Eliason was humble about the achievement. Looking back on his career at age 78 during a 2004 interview with VISIONS, the ISU Alumni Association magazine, he said, “I didn’t do a very good job of planning my career. I just took things as they came along. I was always interested in construction.”

Eliason was the section project manager of the “haul road” that ran 360 miles from the Yukon to Prudhoe Bay – completed in just four months. He then moved to pipeline construction management for the 800-mile-long pipeline from the North Slope to Valdez. At the time it was completed in 1977, the Trans-Alaska Pipeline System was the largest privately funded construction project, at a total of $8 billion.

It was difficult work, he said in the interview. The crews worked seven days a week, 10-14 hours a day. At its peak in 1975, pipeline construction employees numbered 28,000 in 30 separate construction camps. Eliason was headquartered in Fairbanks but spent much of his time in the camps, where he said he often filled the roles of mayor and counseling psychologist, despite the fact that “engineers aren’t supposed to have social skills.”

“The sociology of the camps was very interesting,” Eliason said. “There were lots of people problems. We had a number of known criminals working on the pipeline.” But, he said with pride, “we never had a capital crime.” Workers suffered through cold and snow; hazardous working conditions; equipment problems; environmental constraints; encounters with wolves, bears, and moose; and flagging morale. In all, 31 workers lost their lives during construction.

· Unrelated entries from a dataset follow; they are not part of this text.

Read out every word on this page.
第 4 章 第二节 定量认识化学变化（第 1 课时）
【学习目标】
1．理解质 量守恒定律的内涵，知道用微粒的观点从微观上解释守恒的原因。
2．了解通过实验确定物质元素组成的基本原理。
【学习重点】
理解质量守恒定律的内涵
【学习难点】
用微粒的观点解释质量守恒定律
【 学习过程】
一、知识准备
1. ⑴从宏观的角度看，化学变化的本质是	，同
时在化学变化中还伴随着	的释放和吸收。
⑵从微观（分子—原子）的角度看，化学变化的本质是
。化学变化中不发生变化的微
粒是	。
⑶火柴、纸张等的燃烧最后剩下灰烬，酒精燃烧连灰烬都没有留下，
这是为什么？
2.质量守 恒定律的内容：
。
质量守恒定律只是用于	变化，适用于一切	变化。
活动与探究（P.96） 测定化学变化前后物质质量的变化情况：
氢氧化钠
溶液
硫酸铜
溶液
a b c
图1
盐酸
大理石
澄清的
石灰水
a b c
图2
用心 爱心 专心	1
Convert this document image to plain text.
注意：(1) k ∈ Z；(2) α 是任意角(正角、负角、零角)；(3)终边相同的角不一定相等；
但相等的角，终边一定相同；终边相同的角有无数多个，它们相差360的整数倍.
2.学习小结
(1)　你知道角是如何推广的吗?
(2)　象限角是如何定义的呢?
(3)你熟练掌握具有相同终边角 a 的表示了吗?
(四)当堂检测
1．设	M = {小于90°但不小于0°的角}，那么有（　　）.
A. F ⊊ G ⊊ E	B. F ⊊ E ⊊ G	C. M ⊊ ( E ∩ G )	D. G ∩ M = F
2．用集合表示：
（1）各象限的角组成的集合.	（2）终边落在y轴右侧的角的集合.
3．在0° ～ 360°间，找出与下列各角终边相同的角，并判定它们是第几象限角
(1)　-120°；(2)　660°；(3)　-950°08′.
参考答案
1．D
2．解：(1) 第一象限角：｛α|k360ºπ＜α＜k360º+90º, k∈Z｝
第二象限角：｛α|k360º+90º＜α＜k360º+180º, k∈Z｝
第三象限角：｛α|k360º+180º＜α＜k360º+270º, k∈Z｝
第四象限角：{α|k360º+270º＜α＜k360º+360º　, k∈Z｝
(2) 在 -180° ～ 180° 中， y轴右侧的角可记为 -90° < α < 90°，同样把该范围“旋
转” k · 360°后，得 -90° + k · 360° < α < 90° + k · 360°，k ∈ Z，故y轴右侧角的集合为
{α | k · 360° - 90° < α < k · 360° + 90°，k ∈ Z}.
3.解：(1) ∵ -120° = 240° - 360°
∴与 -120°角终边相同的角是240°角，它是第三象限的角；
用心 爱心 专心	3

The Alaska Pipeline was completed in less than two and a half years, and Eliason moved on to other projects, including working as a computer programmer for his son’s travel company in Anchorage. But he never forgot the pipeline.

“I’ve always enjoyed being out on the edge,” he said. “That was about a far as you can get.”

Eliason received a Professional Achievement Citation in Engineering in 1983 from the Iowa State University College of Engineering. He was featured in VISIONS magazine in winter 2005 and was included on a list of 150 “visionaries” – 150 people who shaped Iowa State – during the university’s sesquicentennial in 2007.

His wife, Darlene, died just months short of their 50th wedding anniversary in 1999. The couple had 18 grandchildren and 10 great-grandchildren

Eliason retired as president/owner of Kalaska, Inc. and moved into Deerfield Retirement Community in Urbandale, Iowa. He died at the age of 87 on March 8, 2014.